The Technical Support Working Group, a U.S. governmental interagency group usually referred to by the acronym TSWG, will fund the $500,000 grant for the winner of the overall competition, Schneider said. Along with the grant, the winner will benefit from a mentorship from venture capitalists such as the Washington-based Paladin Capital Group, a private equity firm that launched a $235 million Homeland Security fund in 2004.
Mississippi State and GSC joined earlier this year to host the U.S. semifinal, where the top North American selections will present business plans to a panel of judges. Entrants must submit executive summaries of their business ideas according to guidelines outlined at www.globalsecuritychallenge.com.
Singapore and Germany will host other regional semifinals. Five overall finalists will present their business plans Nov. 8 at an event hosted by the London Business School.

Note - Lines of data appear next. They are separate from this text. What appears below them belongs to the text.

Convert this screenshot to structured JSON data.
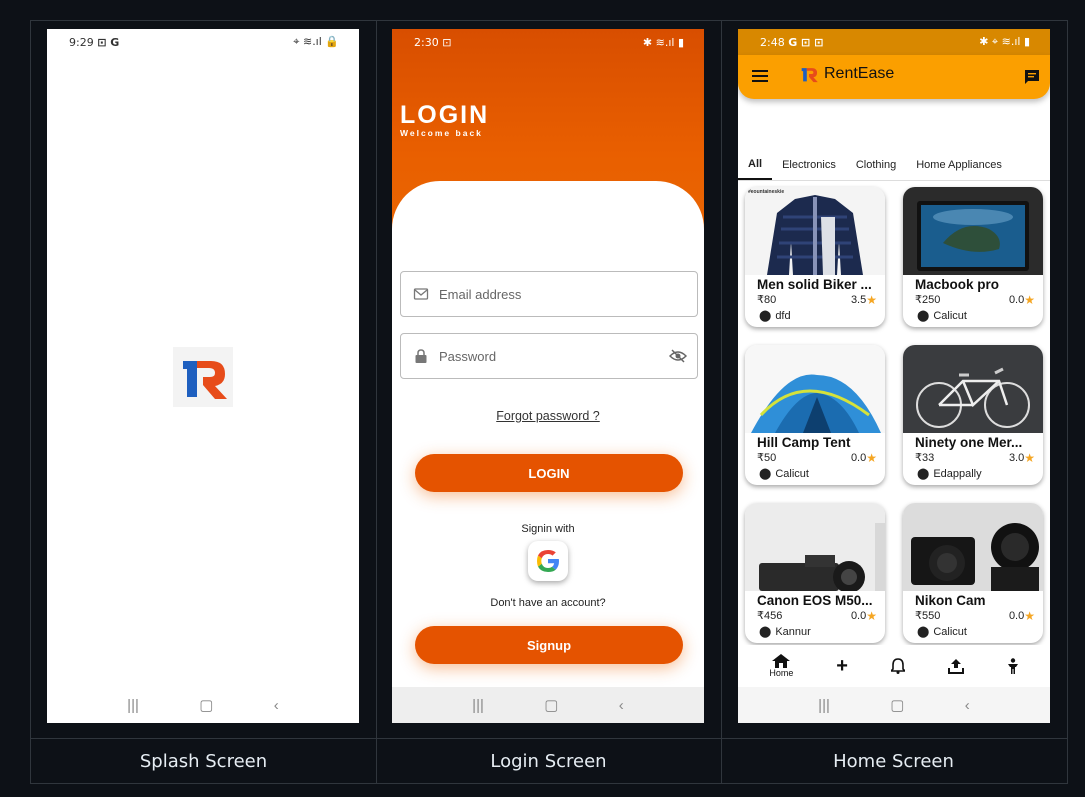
{
  "captions": {
    "splash": "Splash Screen",
    "login": "Login Screen",
    "home": "Home Screen"
  },
  "splash": {
    "time": "9:29",
    "status_icons": "⊡ G",
    "right_icons": "⌖ ≋.ıl 🔒"
  },
  "login": {
    "time": "2:30",
    "status_icons": "⊡",
    "right_icons": "✱ ≋.ıl ▮",
    "title": "LOGIN",
    "subtitle": "Welcome back",
    "email_placeholder": "Email address",
    "password_placeholder": "Password",
    "forgot": "Forgot password ?",
    "login_button": "LOGIN",
    "signin_with": "Signin with",
    "no_account": "Don't have an account?",
    "signup_button": "Signup",
    "accent": "#e55300"
  },
  "home": {
    "time": "2:48",
    "status_icons": "G ⊡ ⊡",
    "right_icons": "✱ ⌖ ≋.ıl ▮",
    "app_name": "RentEase",
    "accent": "#fb9f00",
    "tabs": [
      "All",
      "Electronics",
      "Clothing",
      "Home Appliances"
    ],
    "products": [
      {
        "title": "Men solid Biker ...",
        "price": "₹80",
        "rating": "3.5",
        "location": "dfd",
        "img_label": "#eountaineskie"
      },
      {
        "title": "Macbook pro",
        "price": "₹250",
        "rating": "0.0",
        "location": "Calicut"
      },
      {
        "title": "Hill Camp Tent",
        "price": "₹50",
        "rating": "0.0",
        "location": "Calicut"
      },
      {
        "title": "Ninety one Mer...",
        "price": "₹33",
        "rating": "3.0",
        "location": "Edappally"
      },
      {
        "title": "Canon EOS M50...",
        "price": "₹456",
        "rating": "0.0",
        "location": "Kannur"
      },
      {
        "title": "Nikon Cam",
        "price": "₹550",
        "rating": "0.0",
        "location": "Calicut"
      }
    ],
    "bottom_nav": {
      "home_label": "Home"
    }
  }
}
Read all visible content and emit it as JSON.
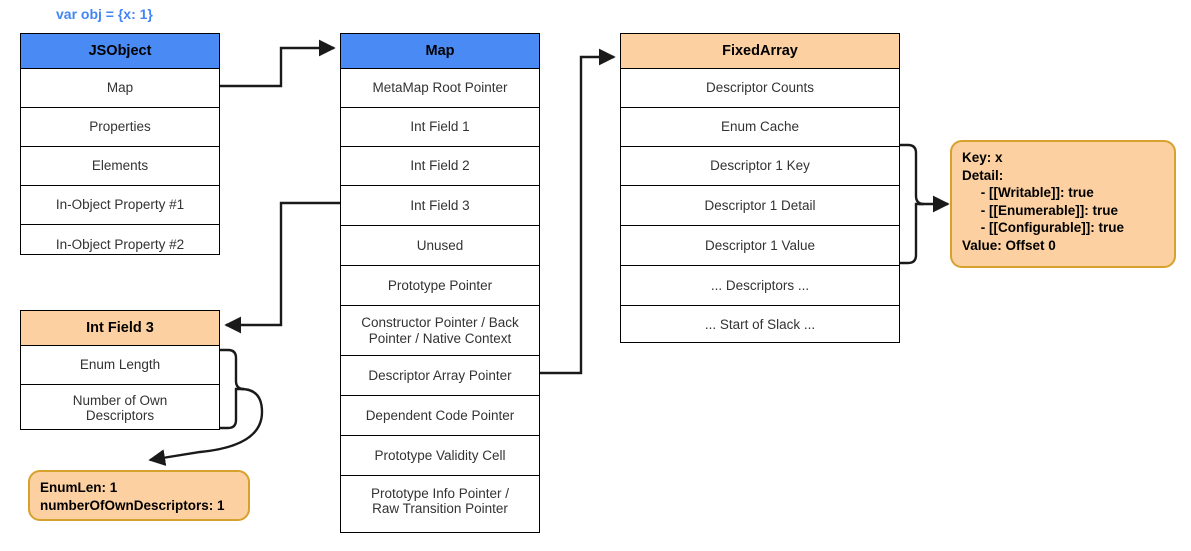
{
  "diagram": {
    "caption": "var obj = {x: 1}",
    "caption_color": "#4285f4",
    "colors": {
      "header_blue": "#4a8af4",
      "header_orange": "#fcd0a0",
      "note_fill": "#fcd0a0",
      "note_border": "#d6a12c",
      "line": "#000000",
      "text": "#333333"
    }
  },
  "jsobject": {
    "title": "JSObject",
    "rows": [
      "Map",
      "Properties",
      "Elements",
      "In-Object Property #1",
      "In-Object Property #2"
    ]
  },
  "map": {
    "title": "Map",
    "rows": [
      "MetaMap Root Pointer",
      "Int Field 1",
      "Int Field 2",
      "Int Field 3",
      "Unused",
      "Prototype Pointer",
      "Constructor Pointer / Back\nPointer / Native Context",
      "Descriptor Array Pointer",
      "Dependent Code Pointer",
      "Prototype Validity Cell",
      "Prototype Info Pointer /\nRaw Transition Pointer"
    ]
  },
  "fixedarray": {
    "title": "FixedArray",
    "rows": [
      "Descriptor Counts",
      "Enum Cache",
      "Descriptor 1 Key",
      "Descriptor 1 Detail",
      "Descriptor 1 Value",
      "... Descriptors ...",
      "... Start of Slack ..."
    ]
  },
  "intfield3": {
    "title": "Int Field 3",
    "rows": [
      "Enum Length",
      "Number of Own\nDescriptors"
    ]
  },
  "notes": {
    "descriptor": "Key: x\nDetail:\n     - [[Writable]]: true\n     - [[Enumerable]]: true\n     - [[Configurable]]: true\nValue: Offset 0",
    "enumlen": "EnumLen: 1\nnumberOfOwnDescriptors: 1"
  }
}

Kirk Schulz, MSU's vice president for research and economic development, said the competition should stimulate significant interest among high-technology companies for entrepreneurs. The land-grant institution shares many goals of the competition, such as finding ways to transform research into commercialized products, techniques and concepts, he added.
"As a leading research university and an economic development engine in Mississippi, we welcome the partnership with GSC to provide researchers in the security sector to learn about business aspects of their inventions and to meet potential partners to move their ideas forward," Schulz said.
Mississippi State traditionally has been among the U.S. research institutions ranked in the top 10 percent by the National Science Foundation based on recent science and engineering research expenditures. The university's aggressive technology commercialization program emphasizes engineering and agriculture.
In recent years, MSU established the Thad Cochran Endowment for Entrepreneurship, along with collaborating with federal agencies and industries to help increase technology-oriented, start-up companies. Among the collaborators and sponsors are the U.S. departments of Defense and Energy, National Aeronautics and Space Administration, General Electric, Northrop Grumman, EADS/American Eurocopter, Boeing, Raytheon, General Dynamics, Israeli Aerospace Industry, and Mississippi Technology Alliance.